Uma risada baixa e cortante rasgou o ar.
— Você deveria prestar mais atenção ao seu entorno.
A atmosfera pareceu se distorcer ao seu redor, como se o ar se dobrasse para revelar a presença oculta de alguém. Então, da miragem disforme, surgiu um homem envolto em um manto roxo. Seus olhos eram de um laranja intenso, queimando como brasas, e seus cabelos desgrenhados refletiam a mesma tonalidade incandescente. Um sorriso sádico lhe curvava os lábios.
— Kurin. Esse é o meu nome. E eu sou um pecador.
Sigurd tentou erguer a espada, forçar o corpo a obedecer, mas um golpe veloz atingiu sua cabeça. O impacto ecoou como um trovão dentro de seu crânio, e ele tombou no solo. O chão de terra fria recebeu seu corpo ferido. Sua visão escureceu por um instante, a consciência oscilando como uma chama ao vento.
As dúiras entre realidade e pensamento se dissiparam enquanto ele buscava sentido naquilo. A dor e o desespero tomavam conta de sua mente, mas mesmo assim, ele tentou entender. Tentou formular uma estratégia, encontrar uma saída. Até que Kurin se aproximou ainda mais, ajoelhando-se ao seu lado.

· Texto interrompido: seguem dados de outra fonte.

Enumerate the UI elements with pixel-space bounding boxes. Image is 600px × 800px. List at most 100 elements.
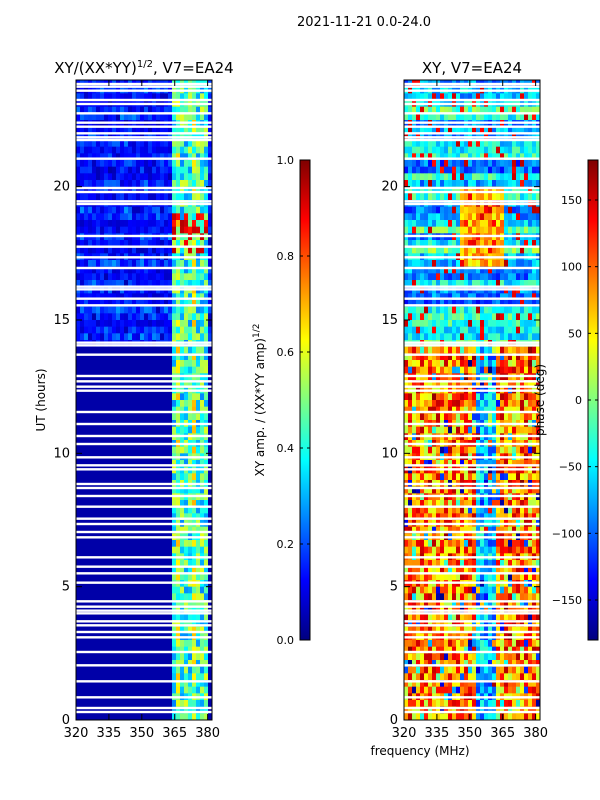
amp-cell <box>140 406 145 414</box>
phase-cell <box>476 160 481 168</box>
amp-cell <box>116 246 121 254</box>
phase-cell <box>516 333 521 341</box>
amp-cell <box>76 160 81 168</box>
amp-cell <box>120 686 125 694</box>
amp-cell <box>148 126 153 134</box>
amp-cell <box>92 220 97 228</box>
amp-cell <box>76 180 81 188</box>
phase-cell <box>488 260 493 268</box>
phase-cell <box>468 173 473 181</box>
amp-cell <box>124 346 129 354</box>
amp-cell <box>104 213 109 221</box>
amp-cell <box>76 93 81 101</box>
amp-cell <box>144 206 149 214</box>
amp-cell <box>124 713 129 720</box>
amp-cell <box>188 173 193 181</box>
amp-cell <box>136 473 141 481</box>
phase-cell <box>456 266 461 274</box>
amp-cell <box>116 333 121 341</box>
amp-flag-line <box>76 612 212 615</box>
phase-cell <box>404 246 409 254</box>
amp-cell <box>152 166 157 174</box>
amp-cell <box>136 293 141 301</box>
amp-cell <box>204 333 209 341</box>
phase-cell <box>416 313 421 321</box>
amp-cell <box>196 333 201 341</box>
amp-cell <box>180 246 185 254</box>
amp-cell <box>84 506 89 514</box>
amp-cell <box>84 93 89 101</box>
amp-cell <box>172 700 177 708</box>
amp-cell <box>136 400 141 408</box>
phase-cell <box>480 266 485 274</box>
phase-cell <box>536 166 540 174</box>
amp-cell <box>76 406 81 414</box>
amp-cell <box>172 486 177 494</box>
amp-panel: XY/(XX*YY)1/2, V7=EA24 320 335 350 365 380 0… <box>34 59 234 741</box>
amp-flag-line <box>76 434 212 438</box>
amp-cell <box>112 500 117 508</box>
amp-cell <box>192 713 197 720</box>
amp-cell <box>188 706 193 714</box>
amp-cell <box>80 546 85 554</box>
amp-cell <box>136 666 141 674</box>
amp-cell <box>88 446 93 454</box>
amp-cell <box>92 186 97 194</box>
amp-cell <box>128 506 133 514</box>
amp-cell <box>84 446 89 454</box>
amp-cell <box>116 313 121 321</box>
phase-cell <box>460 333 465 341</box>
phase-cell <box>508 113 513 121</box>
amp-cell <box>132 366 137 374</box>
amp-cell <box>188 140 193 148</box>
phase-cell <box>404 126 409 134</box>
amp-cell <box>160 266 165 274</box>
amp-cell <box>132 560 137 568</box>
amp-cell <box>188 713 193 720</box>
amp-cell <box>96 220 101 228</box>
amp-cell <box>104 353 109 361</box>
amp-flag-line <box>76 680 212 683</box>
phase-cell <box>488 366 493 374</box>
amp-cell <box>164 353 169 361</box>
phase-cell <box>432 206 437 214</box>
amp-cell <box>100 700 105 708</box>
phase-cell <box>464 206 469 214</box>
phase-cell <box>500 360 505 368</box>
phase-cell <box>404 193 409 201</box>
amp-cell <box>204 666 209 674</box>
amp-cell <box>148 566 153 574</box>
amp-cell <box>188 586 193 594</box>
phase-cell <box>404 93 409 101</box>
amp-flag-line <box>76 636 212 639</box>
amp-cell <box>128 260 133 268</box>
amp-cell <box>124 93 129 101</box>
amp-cell <box>84 473 89 481</box>
amp-cell <box>152 700 157 708</box>
amp-flag-line <box>76 486 212 490</box>
amp-cell <box>172 220 177 228</box>
phase-cell <box>468 366 473 374</box>
phase-cell <box>408 106 413 114</box>
amp-cell <box>140 240 145 248</box>
phase-cell <box>480 126 485 134</box>
amp-cell <box>180 546 185 554</box>
phase-cell <box>528 213 533 221</box>
phase-cell <box>528 193 533 201</box>
phase-cell <box>452 153 457 161</box>
phase-cell <box>424 313 429 321</box>
amp-cell <box>124 593 129 601</box>
phase-cell <box>512 360 517 368</box>
amp-cell <box>112 246 117 254</box>
amp-cell <box>176 540 181 548</box>
phase-cell <box>536 220 540 228</box>
amp-cell <box>208 653 212 661</box>
amp-cell <box>76 473 81 481</box>
phase-cell <box>436 280 441 288</box>
amp-cell <box>120 360 125 368</box>
amp-cell <box>184 680 189 688</box>
amp-cell <box>164 653 169 661</box>
phase-cell <box>436 313 441 321</box>
amp-cell <box>120 706 125 714</box>
amp-cell <box>76 106 81 114</box>
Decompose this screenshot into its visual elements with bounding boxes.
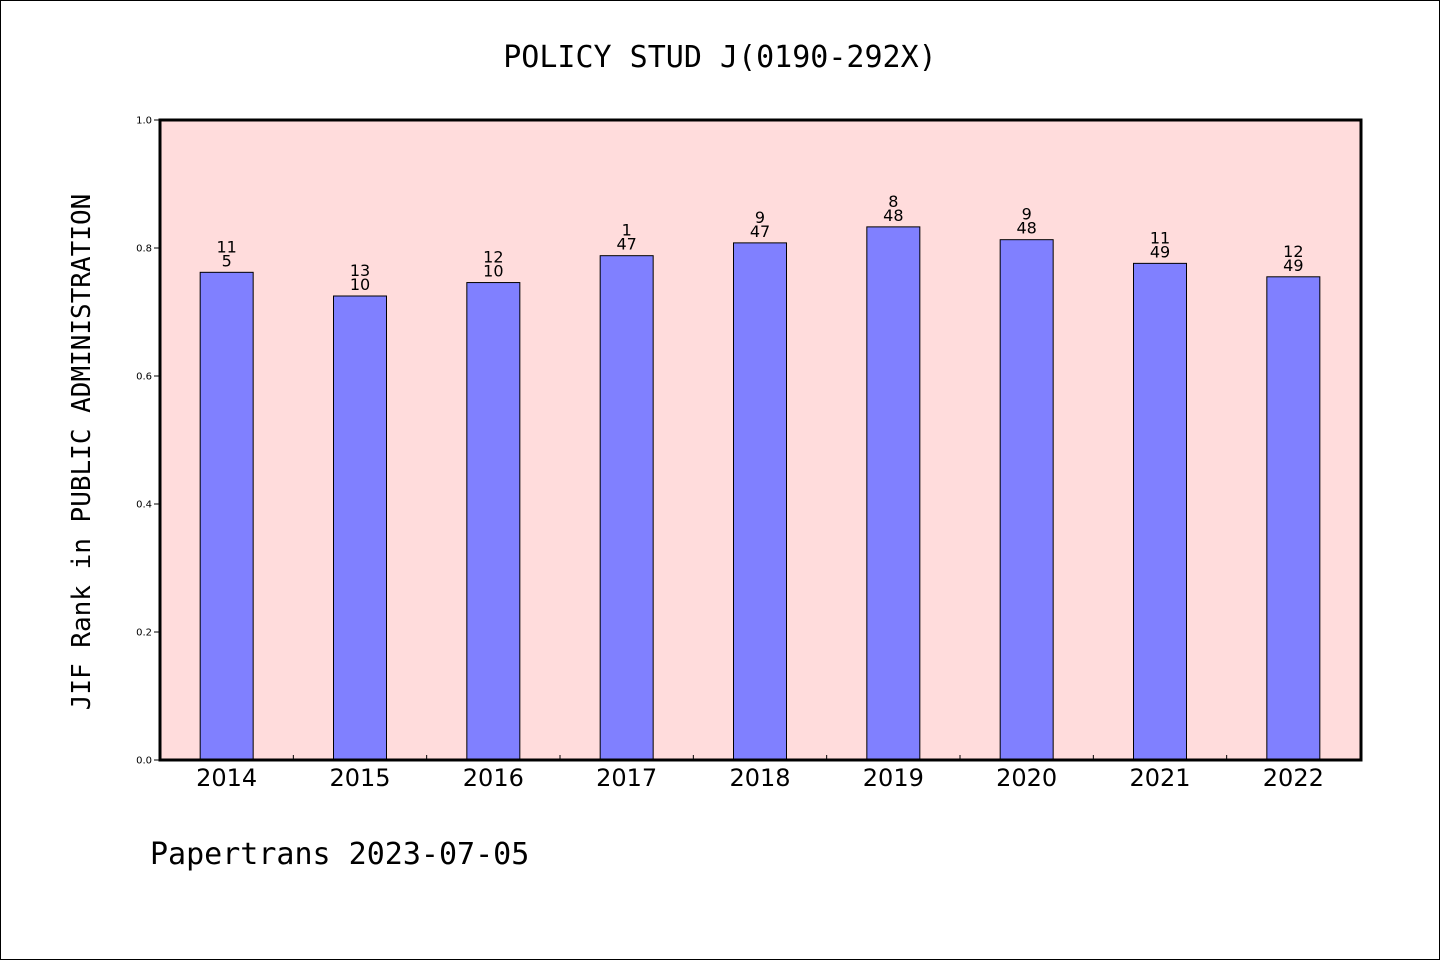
data-label-total: 10 xyxy=(483,262,503,281)
data-label-total: 48 xyxy=(1016,219,1036,238)
data-label-rank: 13 xyxy=(350,261,370,280)
data-label-total: 49 xyxy=(1283,256,1303,275)
bar-2022 xyxy=(1266,276,1321,761)
y-tick-label: 0.8 xyxy=(136,244,152,255)
bars-group xyxy=(199,226,1321,761)
x-tick-label: 2018 xyxy=(729,764,790,792)
bar-2014 xyxy=(199,271,254,761)
bar-2021 xyxy=(1133,262,1187,761)
y-tick-label: 0.6 xyxy=(136,372,152,383)
plot-border xyxy=(158,118,1363,762)
bar-2018 xyxy=(733,242,787,761)
data-label-rank: 11 xyxy=(1150,228,1170,247)
axis-ticks-group: 2014 2015 2016 2017 2018 2019 2020 2021 2022 0.0 0… xyxy=(136,116,1324,793)
data-label-rank: 1 xyxy=(622,221,632,240)
bar-2016 xyxy=(466,282,521,761)
bar-2020 xyxy=(999,239,1054,761)
data-label-total: 48 xyxy=(883,206,903,225)
bar-2015 xyxy=(333,295,387,761)
y-tick-label: 0.4 xyxy=(136,500,152,511)
data-label-rank: 11 xyxy=(216,237,236,256)
x-tick-label: 2022 xyxy=(1263,764,1324,792)
data-label-rank: 9 xyxy=(755,208,765,227)
data-label-total: 5 xyxy=(222,251,232,270)
data-label-total: 10 xyxy=(350,275,370,294)
data-label-total: 49 xyxy=(1150,242,1170,261)
bar-2017 xyxy=(599,255,654,761)
footer-text: Papertrans 2023-07-05 xyxy=(150,837,529,872)
data-label-rank: 8 xyxy=(888,192,898,211)
chart-title: POLICY STUD J(0190-292X) xyxy=(503,40,936,75)
x-tick-label: 2021 xyxy=(1129,764,1190,792)
y-tick-label: 1.0 xyxy=(136,116,152,127)
x-tick-label: 2014 xyxy=(196,764,257,792)
x-tick-label: 2016 xyxy=(463,764,524,792)
y-tick-label: 0.2 xyxy=(136,628,152,639)
data-label-rank: 12 xyxy=(483,248,503,267)
data-label-rank: 9 xyxy=(1022,205,1032,224)
y-tick-label: 0.0 xyxy=(136,756,152,767)
x-tick-label: 2017 xyxy=(596,764,657,792)
data-label-rank: 12 xyxy=(1283,242,1303,261)
x-tick-label: 2019 xyxy=(863,764,924,792)
x-tick-label: 2015 xyxy=(329,764,390,792)
data-label-total: 47 xyxy=(750,222,770,241)
x-tick-label: 2020 xyxy=(996,764,1057,792)
bar-2019 xyxy=(866,226,921,761)
y-axis-label: JIF Rank in PUBLIC ADMINISTRATION xyxy=(67,194,97,711)
data-label-total: 47 xyxy=(616,235,636,254)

O pecador sussurrou algo. Palavras que Sigurd jamais poderia esquecer, mesmo enquanto a dor nublava seus sentidos. O que ele ouviu fez sua respiração travar. Seu coração martelou forte em descrença. Ele precisava contar para alguém. Isso não podia morrer com ele.
Mas ele não teve a chance.
O brilho prateado de uma adaga brilhou diante de seus olhos antes de perfurar sua garganta.

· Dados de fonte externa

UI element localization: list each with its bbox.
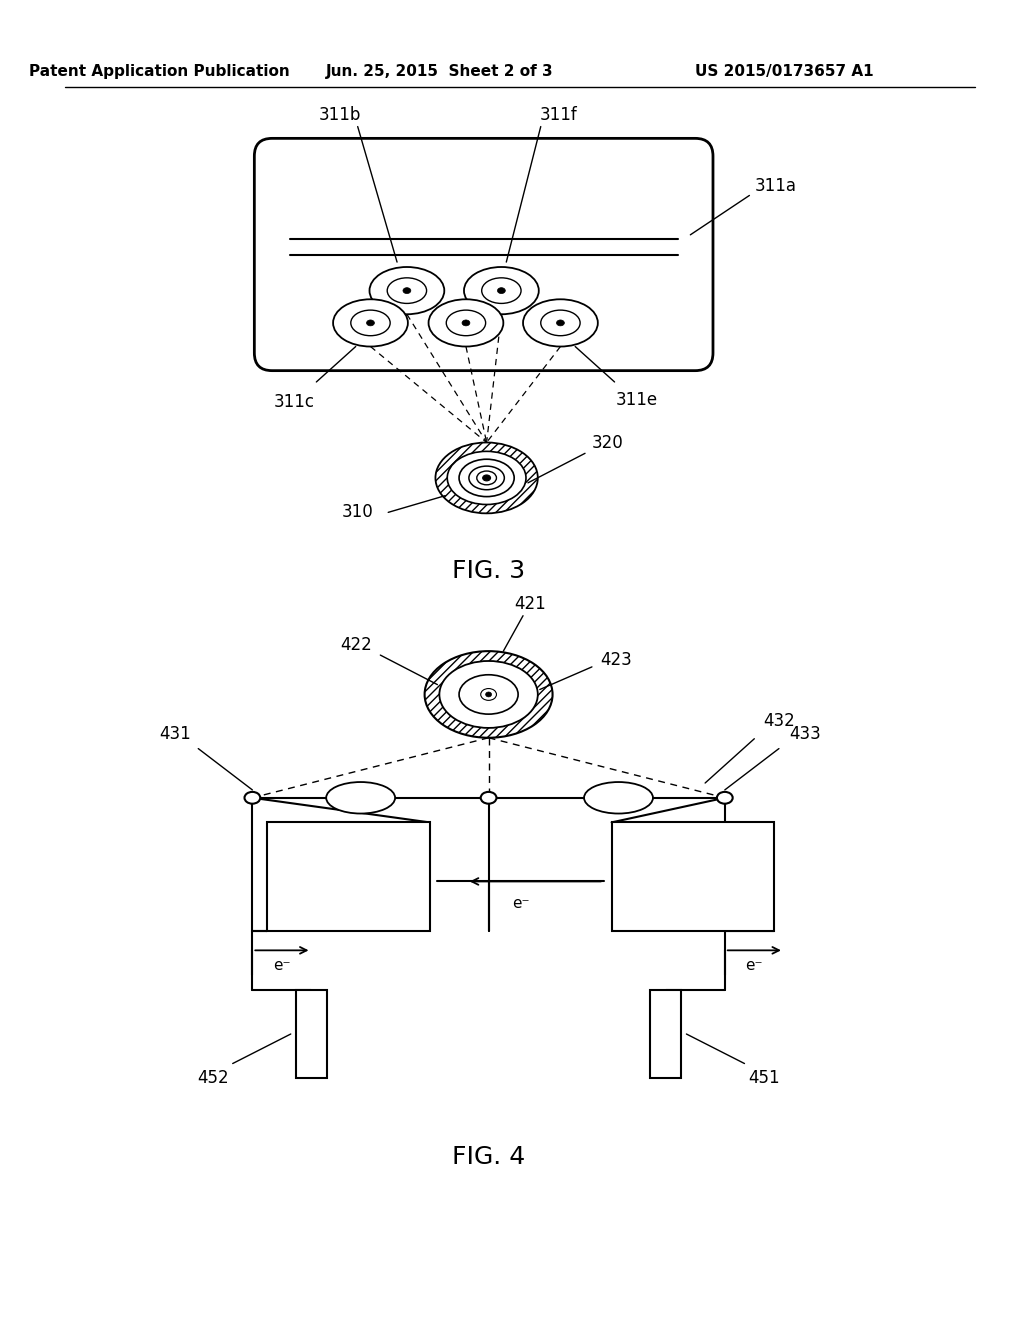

O sangue jorrou, quente e sufocante. Ele se engasgou, os dedos apertando desesperadamente o ferimento na vã tentativa de conter a hemorragia. Mas já não havia esperança. A morte chegava, fria e silenciosa. Seus olhos fitaram o céu turvo enquanto sua consciência se esvaía.
Kurin ergueu-se e afastou-se. Ele não precisava testemunhar o fim. Sua obra já estava feita.
Sigurd, em seus últimos momentos, viu o inimigo desaparecer, dissolvendo-se no ar como se jamais tivesse estado ali. O mundo ao seu redor se deformava e se dobrava, tornando-se um vazio indistinguível.
E então, a escuridão o acolheu. Sigurd morreu.